The researchers have developed a new non-linear dimensionality reduction method called Stochastic Cluster Embedding (SCE) for better cluster visualization. It aims to visualize data sets as clearly as possible and is designed to visualize data clusters and other macroscopic features in such a way that they are as distinct, easy to observe and human-understandable as possible. SCE uses graphics acceleration similar to modern artificial intelligence methods for computing in neural networks.
The discovery of the Higgs boson was the basis for the invention of this algorithm. The data set for the experiments associated with it contains over 11 million feature vectors. And these data required convenient, clear visualization. This inspired the scientists to develop a new method.
The researchers generalized the SNE using a family of I-divergences, parameterized by a scale factor s, between non-normalized similarities in input and output space. SNE is a special case in the family where s is chosen as the normalizing factor for similarity of outputs. However, during testing, it was found that the best value of s for cluster visualization often differs from the value chosen by the SNE. Therefore, to overcome the shortcoming of t-SNE, the new SCE method uses a different approach that mixes input similarities when calculating s. The coefficient is adaptively adjusted when optimizing the new learning objective and thus the data points are better clustered. The researchers also developed an efficient optimization algorithm using asynchronous stochastic descent over block coordinates. The new algorithm can use parallel computing devices and is suitable for mega-scale tasks with large amounts of data.
During the development of the project, the scientists tested the method on various sets of real data and compared it with other modern NLDR methods. Users participating in the testing selected the most appropriate visualizations that matched the range of s values for viewing clusters. The researchers then compared the resulting s values in SCE and t-SNE to see which was closer to human choice. The four smallest datasets IJCNN, TOMORADAR, SHUTTLE and MNIST were used for testing. For each dataset, test participants were presented with a series of visualizations where they used a slider to indicate an s value and tested the corresponding precomputed visualization. The user chose the preferred value of s for cluster visualization.
The test results clearly demonstrate that the s chosen by SNE is to the right of the human median (solid green line) for all datasets. This suggests that for humans, GSNE with smaller s is often better than t-SNE for cluster visualization. In contrast, the SCE selection (red dashed lines) is closer to the human median for all four datasets.

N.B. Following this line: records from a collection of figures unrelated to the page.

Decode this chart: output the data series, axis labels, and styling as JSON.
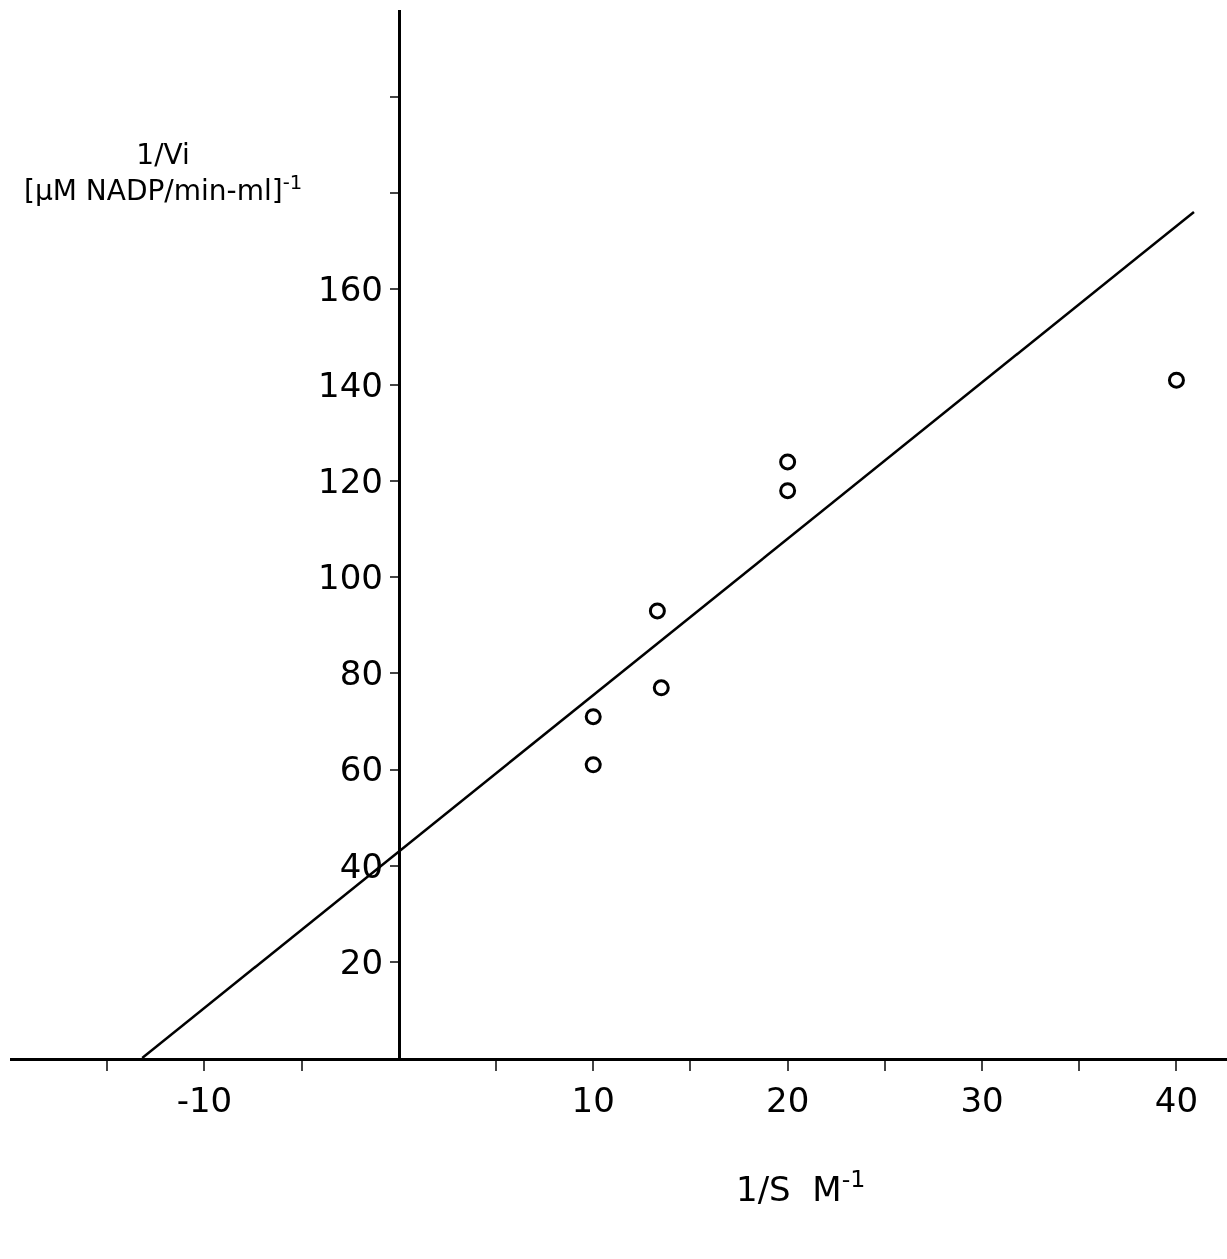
{
  "chart_data": {
    "type": "scatter",
    "xlabel": "1/S  M$^{-1}$",
    "ylabel": "1/Vi  [µM NADP/min-ml]$^{-1}$",
    "x": [
      10,
      10,
      13.3,
      13.5,
      20,
      20,
      40
    ],
    "series": [
      {
        "color": "#000000",
        "marker": "circle",
        "values": [
          71,
          61,
          93,
          77,
          124,
          118,
          141
        ]
      },
      {
        "type": "line",
        "color": "#000000",
        "x": [
          -13.2,
          40.9
        ],
        "values": [
          0,
          176
        ],
        "marker": "none",
        "line_style": "solid"
      }
    ],
    "xlim": [
      -20,
      42.6
    ],
    "ylim": [
      0,
      218
    ],
    "xticks": [
      {
        "value": -15,
        "label": null
      },
      -10,
      {
        "value": -5,
        "label": null
      },
      {
        "value": 5,
        "label": null
      },
      10,
      {
        "value": 15,
        "label": null
      },
      20,
      {
        "value": 25,
        "label": null
      },
      30,
      {
        "value": 35,
        "label": null
      },
      40
    ],
    "yticks": [
      20,
      40,
      60,
      80,
      100,
      120,
      140,
      160,
      {
        "value": 180,
        "label": null
      },
      {
        "value": 200,
        "label": null
      }
    ]
  }
}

By applying the Stochastic Cluster Embedding method to data on the Higgs boson, their most important physical characteristics were clearly identified. The new non-linear dimensionality reduction method Stochastic Clustering Embedding for better cluster visualization works several orders of magnitude faster than previous methods, and is also much more reliable in complex applications. It modifies t-SNE using an adaptive and efficient compromise between attraction and repulsion. Experimental results demonstrated that the method can consistently identify internal clusters. In addition, scientists have provided a simple and fast optimization algorithm that can be easily implemented on modern parallel computing platforms. Efficient software has been developed that uses asynchronous stochastic block gradient descent to optimize a new family of objective functions. Experimental results have shown that the method consistently and significantly improves the visualization of data clusters compared to modern stochastic Neighbor Embedding approaches.
The code of the method is publicly available at github.